Intro
This wiki is too big and sprawling and full of irrelevant notes so I separated out 3 pages to save some time. It’s likely possible to do the work without having read any of it anyway. It’s just for information if you want it. The directsponsor.org homepage is also relevant.
Main Points:
- All sponsorships must be peer-to-peer (this means a human sponsors another human).
- The system thus has to find new ways for people to do collaborative projects.
- The reason for having these different types of project is so that sponsors can be sure and clear about what will be done with their money, and can confirm that it is being done.
- Time limits should be set within which the person expects the project to becone self-sustaining. This is crucial, we do not want to facilitate long-term dependency.
- No-one has done this before, there is nothing to copy. We’re learning as we go.
Overview (philosophy?)
“You never change things by fighting the existing reality. To change something, build a new model that makes the existing model obsolete.”
R. Buckminster Fuller
I tried to do this with fiat currencies first, before clickforcharity, and it proved to be too difficult. In fact it was impossible because fiat currencies require a centralized entity to do the transactions. I can not send you money directly using my debit card, it has to go via a business.
The existing charity system is that people send money to an organization.

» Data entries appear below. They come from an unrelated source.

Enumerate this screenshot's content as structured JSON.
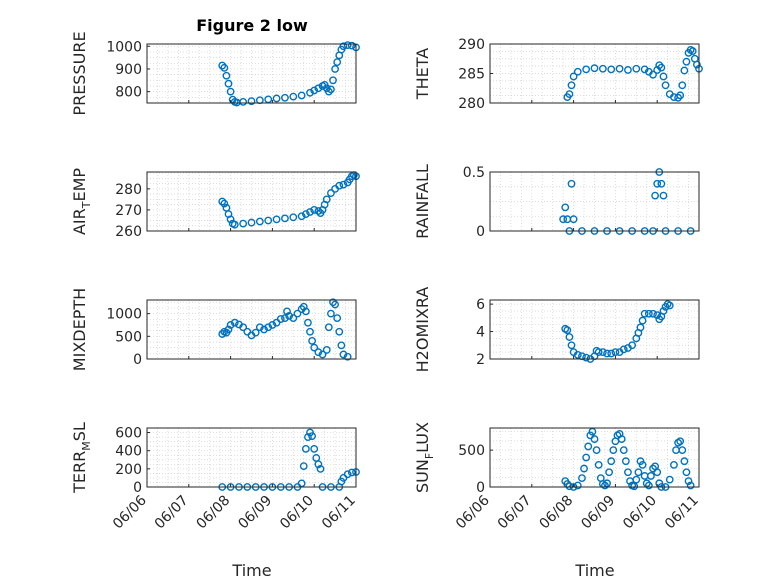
{
  "figure_title": "Figure 2 low",
  "x_tick_labels": [
    "06/06",
    "06/07",
    "06/08",
    "06/09",
    "06/10",
    "06/11"
  ],
  "x_label": "Time",
  "marker_color": "#0072BD",
  "chart_data": [
    {
      "type": "scatter",
      "id": "pressure",
      "ylabel": "PRESSURE",
      "yticks": [
        800,
        900,
        1000
      ],
      "ylim": [
        750,
        1010
      ],
      "xlim": [
        "06/06",
        "06/11"
      ],
      "grid": true,
      "points": [
        [
          1.8,
          915
        ],
        [
          1.85,
          905
        ],
        [
          1.9,
          870
        ],
        [
          1.95,
          835
        ],
        [
          2.0,
          800
        ],
        [
          2.05,
          765
        ],
        [
          2.1,
          755
        ],
        [
          2.15,
          752
        ],
        [
          2.3,
          755
        ],
        [
          2.5,
          758
        ],
        [
          2.7,
          762
        ],
        [
          2.9,
          766
        ],
        [
          3.1,
          770
        ],
        [
          3.3,
          773
        ],
        [
          3.5,
          778
        ],
        [
          3.7,
          783
        ],
        [
          3.9,
          795
        ],
        [
          4.0,
          805
        ],
        [
          4.1,
          815
        ],
        [
          4.2,
          825
        ],
        [
          4.25,
          830
        ],
        [
          4.3,
          815
        ],
        [
          4.35,
          800
        ],
        [
          4.4,
          810
        ],
        [
          4.45,
          850
        ],
        [
          4.5,
          900
        ],
        [
          4.55,
          930
        ],
        [
          4.6,
          960
        ],
        [
          4.65,
          985
        ],
        [
          4.7,
          1000
        ],
        [
          4.8,
          1005
        ],
        [
          4.9,
          1003
        ],
        [
          5.0,
          995
        ],
        [
          5.05,
          990
        ],
        [
          5.1,
          988
        ]
      ]
    },
    {
      "type": "scatter",
      "id": "theta",
      "ylabel": "THETA",
      "yticks": [
        280,
        285,
        290
      ],
      "ylim": [
        280,
        290
      ],
      "xlim": [
        "06/06",
        "06/11"
      ],
      "grid": true,
      "points": [
        [
          1.85,
          281
        ],
        [
          1.9,
          281.5
        ],
        [
          1.95,
          283
        ],
        [
          2.0,
          284.5
        ],
        [
          2.1,
          285.3
        ],
        [
          2.3,
          285.7
        ],
        [
          2.5,
          285.9
        ],
        [
          2.7,
          285.8
        ],
        [
          2.9,
          285.7
        ],
        [
          3.1,
          285.8
        ],
        [
          3.3,
          285.6
        ],
        [
          3.5,
          285.8
        ],
        [
          3.7,
          285.7
        ],
        [
          3.8,
          285.3
        ],
        [
          3.9,
          284.8
        ],
        [
          4.0,
          285.6
        ],
        [
          4.05,
          286.4
        ],
        [
          4.1,
          286
        ],
        [
          4.15,
          284.5
        ],
        [
          4.2,
          283
        ],
        [
          4.3,
          281.5
        ],
        [
          4.4,
          281
        ],
        [
          4.5,
          280.9
        ],
        [
          4.55,
          281.3
        ],
        [
          4.6,
          283
        ],
        [
          4.65,
          285.5
        ],
        [
          4.7,
          287
        ],
        [
          4.75,
          288.5
        ],
        [
          4.8,
          289
        ],
        [
          4.85,
          288.8
        ],
        [
          4.9,
          287.5
        ],
        [
          4.95,
          286.5
        ],
        [
          5.0,
          285.8
        ]
      ]
    },
    {
      "type": "scatter",
      "id": "air_temp",
      "ylabel": "AIR_TEMP",
      "yticks": [
        260,
        270,
        280
      ],
      "ylim": [
        260,
        288
      ],
      "xlim": [
        "06/06",
        "06/11"
      ],
      "grid": true,
      "points": [
        [
          1.8,
          274
        ],
        [
          1.85,
          273
        ],
        [
          1.9,
          271
        ],
        [
          1.95,
          268
        ],
        [
          2.0,
          265.5
        ],
        [
          2.05,
          263.5
        ],
        [
          2.1,
          263
        ],
        [
          2.3,
          263.5
        ],
        [
          2.5,
          264
        ],
        [
          2.7,
          264.5
        ],
        [
          2.9,
          265
        ],
        [
          3.1,
          265.5
        ],
        [
          3.3,
          266
        ],
        [
          3.5,
          266.5
        ],
        [
          3.7,
          267
        ],
        [
          3.8,
          268
        ],
        [
          3.9,
          269
        ],
        [
          4.0,
          270
        ],
        [
          4.1,
          269.5
        ],
        [
          4.15,
          268.5
        ],
        [
          4.2,
          270
        ],
        [
          4.25,
          272.5
        ],
        [
          4.3,
          275
        ],
        [
          4.4,
          278
        ],
        [
          4.5,
          280
        ],
        [
          4.6,
          281.5
        ],
        [
          4.7,
          282
        ],
        [
          4.8,
          283
        ],
        [
          4.85,
          284.5
        ],
        [
          4.9,
          286
        ],
        [
          4.95,
          286.5
        ],
        [
          5.0,
          286
        ],
        [
          5.05,
          285
        ]
      ]
    },
    {
      "type": "scatter",
      "id": "rainfall",
      "ylabel": "RAINFALL",
      "yticks": [
        0,
        0.5
      ],
      "ylim": [
        0,
        0.5
      ],
      "xlim": [
        "06/06",
        "06/11"
      ],
      "grid": true,
      "points": [
        [
          1.75,
          0.1
        ],
        [
          1.8,
          0.2
        ],
        [
          1.85,
          0.1
        ],
        [
          1.9,
          0
        ],
        [
          1.95,
          0.4
        ],
        [
          2.0,
          0.1
        ],
        [
          2.2,
          0
        ],
        [
          2.5,
          0
        ],
        [
          2.8,
          0
        ],
        [
          3.1,
          0
        ],
        [
          3.4,
          0
        ],
        [
          3.7,
          0
        ],
        [
          3.9,
          0
        ],
        [
          3.95,
          0.3
        ],
        [
          4.0,
          0.4
        ],
        [
          4.05,
          0.5
        ],
        [
          4.1,
          0.4
        ],
        [
          4.15,
          0.3
        ],
        [
          4.2,
          0
        ],
        [
          4.5,
          0
        ],
        [
          4.8,
          0
        ],
        [
          5.1,
          0
        ]
      ]
    },
    {
      "type": "scatter",
      "id": "mixdepth",
      "ylabel": "MIXDEPTH",
      "yticks": [
        0,
        500,
        1000
      ],
      "ylim": [
        0,
        1300
      ],
      "xlim": [
        "06/06",
        "06/11"
      ],
      "grid": true,
      "points": [
        [
          1.8,
          550
        ],
        [
          1.85,
          600
        ],
        [
          1.9,
          580
        ],
        [
          1.95,
          650
        ],
        [
          2.0,
          750
        ],
        [
          2.1,
          800
        ],
        [
          2.2,
          760
        ],
        [
          2.3,
          700
        ],
        [
          2.4,
          600
        ],
        [
          2.5,
          520
        ],
        [
          2.6,
          580
        ],
        [
          2.7,
          700
        ],
        [
          2.8,
          650
        ],
        [
          2.9,
          700
        ],
        [
          3.0,
          750
        ],
        [
          3.1,
          800
        ],
        [
          3.2,
          880
        ],
        [
          3.3,
          900
        ],
        [
          3.35,
          1050
        ],
        [
          3.4,
          950
        ],
        [
          3.5,
          900
        ],
        [
          3.6,
          1000
        ],
        [
          3.7,
          1100
        ],
        [
          3.75,
          1150
        ],
        [
          3.8,
          1050
        ],
        [
          3.85,
          800
        ],
        [
          3.9,
          600
        ],
        [
          3.95,
          400
        ],
        [
          4.0,
          250
        ],
        [
          4.1,
          150
        ],
        [
          4.2,
          100
        ],
        [
          4.3,
          200
        ],
        [
          4.35,
          700
        ],
        [
          4.4,
          1000
        ],
        [
          4.45,
          1250
        ],
        [
          4.5,
          1200
        ],
        [
          4.55,
          900
        ],
        [
          4.6,
          600
        ],
        [
          4.65,
          300
        ],
        [
          4.7,
          100
        ],
        [
          4.8,
          50
        ]
      ]
    },
    {
      "type": "scatter",
      "id": "h2omixra",
      "ylabel": "H2OMIXRA",
      "yticks": [
        2,
        4,
        6
      ],
      "ylim": [
        2,
        6.3
      ],
      "xlim": [
        "06/06",
        "06/11"
      ],
      "grid": true,
      "points": [
        [
          1.8,
          4.2
        ],
        [
          1.85,
          4.1
        ],
        [
          1.9,
          3.6
        ],
        [
          1.95,
          3.0
        ],
        [
          2.0,
          2.5
        ],
        [
          2.1,
          2.3
        ],
        [
          2.2,
          2.2
        ],
        [
          2.3,
          2.1
        ],
        [
          2.4,
          2.0
        ],
        [
          2.5,
          2.2
        ],
        [
          2.55,
          2.6
        ],
        [
          2.6,
          2.5
        ],
        [
          2.7,
          2.5
        ],
        [
          2.8,
          2.4
        ],
        [
          2.9,
          2.4
        ],
        [
          3.0,
          2.5
        ],
        [
          3.1,
          2.5
        ],
        [
          3.2,
          2.7
        ],
        [
          3.3,
          2.8
        ],
        [
          3.4,
          3.0
        ],
        [
          3.5,
          3.5
        ],
        [
          3.55,
          3.9
        ],
        [
          3.6,
          4.3
        ],
        [
          3.65,
          4.8
        ],
        [
          3.7,
          5.3
        ],
        [
          3.8,
          5.3
        ],
        [
          3.9,
          5.3
        ],
        [
          4.0,
          5.2
        ],
        [
          4.05,
          4.9
        ],
        [
          4.1,
          5.1
        ],
        [
          4.15,
          5.5
        ],
        [
          4.2,
          5.8
        ],
        [
          4.25,
          6.0
        ],
        [
          4.3,
          5.9
        ]
      ]
    },
    {
      "type": "scatter",
      "id": "terr_msl",
      "ylabel": "TERR_MSL",
      "yticks": [
        0,
        200,
        400,
        600
      ],
      "ylim": [
        0,
        650
      ],
      "xlim": [
        "06/06",
        "06/11"
      ],
      "grid": true,
      "points": [
        [
          1.8,
          0
        ],
        [
          2.0,
          0
        ],
        [
          2.2,
          0
        ],
        [
          2.4,
          0
        ],
        [
          2.6,
          0
        ],
        [
          2.8,
          0
        ],
        [
          3.0,
          0
        ],
        [
          3.2,
          0
        ],
        [
          3.4,
          0
        ],
        [
          3.6,
          0
        ],
        [
          3.7,
          40
        ],
        [
          3.75,
          230
        ],
        [
          3.8,
          420
        ],
        [
          3.85,
          550
        ],
        [
          3.9,
          600
        ],
        [
          3.95,
          560
        ],
        [
          4.0,
          420
        ],
        [
          4.05,
          320
        ],
        [
          4.1,
          250
        ],
        [
          4.15,
          200
        ],
        [
          4.2,
          0
        ],
        [
          4.4,
          0
        ],
        [
          4.6,
          0
        ],
        [
          4.65,
          60
        ],
        [
          4.7,
          100
        ],
        [
          4.8,
          140
        ],
        [
          4.9,
          160
        ],
        [
          5.0,
          165
        ]
      ]
    },
    {
      "type": "scatter",
      "id": "sun_flux",
      "ylabel": "SUN_FLUX",
      "yticks": [
        0,
        500
      ],
      "ylim": [
        0,
        800
      ],
      "xlim": [
        "06/06",
        "06/11"
      ],
      "grid": true,
      "points": [
        [
          1.8,
          80
        ],
        [
          1.85,
          40
        ],
        [
          1.9,
          10
        ],
        [
          2.0,
          0
        ],
        [
          2.1,
          20
        ],
        [
          2.2,
          120
        ],
        [
          2.25,
          250
        ],
        [
          2.3,
          400
        ],
        [
          2.35,
          550
        ],
        [
          2.4,
          700
        ],
        [
          2.45,
          750
        ],
        [
          2.5,
          650
        ],
        [
          2.55,
          500
        ],
        [
          2.6,
          300
        ],
        [
          2.65,
          120
        ],
        [
          2.7,
          40
        ],
        [
          2.75,
          20
        ],
        [
          2.8,
          50
        ],
        [
          2.85,
          200
        ],
        [
          2.9,
          350
        ],
        [
          2.95,
          500
        ],
        [
          3.0,
          620
        ],
        [
          3.05,
          700
        ],
        [
          3.1,
          720
        ],
        [
          3.15,
          650
        ],
        [
          3.2,
          500
        ],
        [
          3.25,
          350
        ],
        [
          3.3,
          200
        ],
        [
          3.35,
          80
        ],
        [
          3.4,
          20
        ],
        [
          3.45,
          10
        ],
        [
          3.5,
          100
        ],
        [
          3.55,
          200
        ],
        [
          3.6,
          350
        ],
        [
          3.65,
          300
        ],
        [
          3.7,
          150
        ],
        [
          3.75,
          50
        ],
        [
          3.8,
          20
        ],
        [
          3.85,
          150
        ],
        [
          3.9,
          250
        ],
        [
          3.95,
          280
        ],
        [
          4.0,
          200
        ],
        [
          4.05,
          50
        ],
        [
          4.1,
          0
        ],
        [
          4.2,
          0
        ],
        [
          4.3,
          100
        ],
        [
          4.4,
          300
        ],
        [
          4.45,
          500
        ],
        [
          4.5,
          600
        ],
        [
          4.55,
          620
        ],
        [
          4.6,
          500
        ],
        [
          4.65,
          350
        ],
        [
          4.7,
          200
        ],
        [
          4.75,
          80
        ],
        [
          4.8,
          20
        ]
      ]
    }
  ]
}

The organization then pays people to distribute the money or the things that money can buy to the recipients. To put it politely, this system has not worked out well for the recipients.
The direct sponsor system instead strips down the whole concept of charity and throws out everything that is non-essential. We then build a system to provide what is actually needed, instead of just copying what already exists.
In essence, charity involves two parties—a donor and a recipient—as well as some item, service or currency to be given. These are the only prerequisites for charity to happen. What we need to design is a system that will satisfy the needs of both of those parties and only those parties.
Needs
…we didn’t build Mac for anybody else. We built it for ourselves. We were the group of people who were going to judge whether it was great or not. We weren’t going to go out and do market research. We just wanted to build the best thing we could build.
Steve Jobs, Playboy interview, February 1985
At the very basic level, we have someone with money and someone who needs that money. The donor needs
- to be able to send the money with the absolute minimum of cost of transaction
- to verify that the recipient got the money
- to verify that the recipient is using the money in the agreed way to achieve an agreed aim.
The recipient needs
- to be able to receive money in a way that doesn’t leave him beholden to any middleman.
- to have an easy-to-use system to communicate with the donor so as to satisfy the donor that he is doing what was agreed.
These needs together constitute the requirements for the direct sponsor system. The sponsor and recipient will be the only people taken into consideration in the design. Other people, such as teachers, aid workers and so on need not be considered at all because they will be employed by the recipients themselves and not by “Direct Sponsor”. They will have to negotiate with the recipients and to do what the recipients want done.
Naturally, we all seek to explain what we perceive in terms of the phase we have been in rather than in terms of the phase we are moving towards. We are like water molecules trying to understand the process of boiling and evaporation in the absence of any concept of being in a gaseous (vapour) state.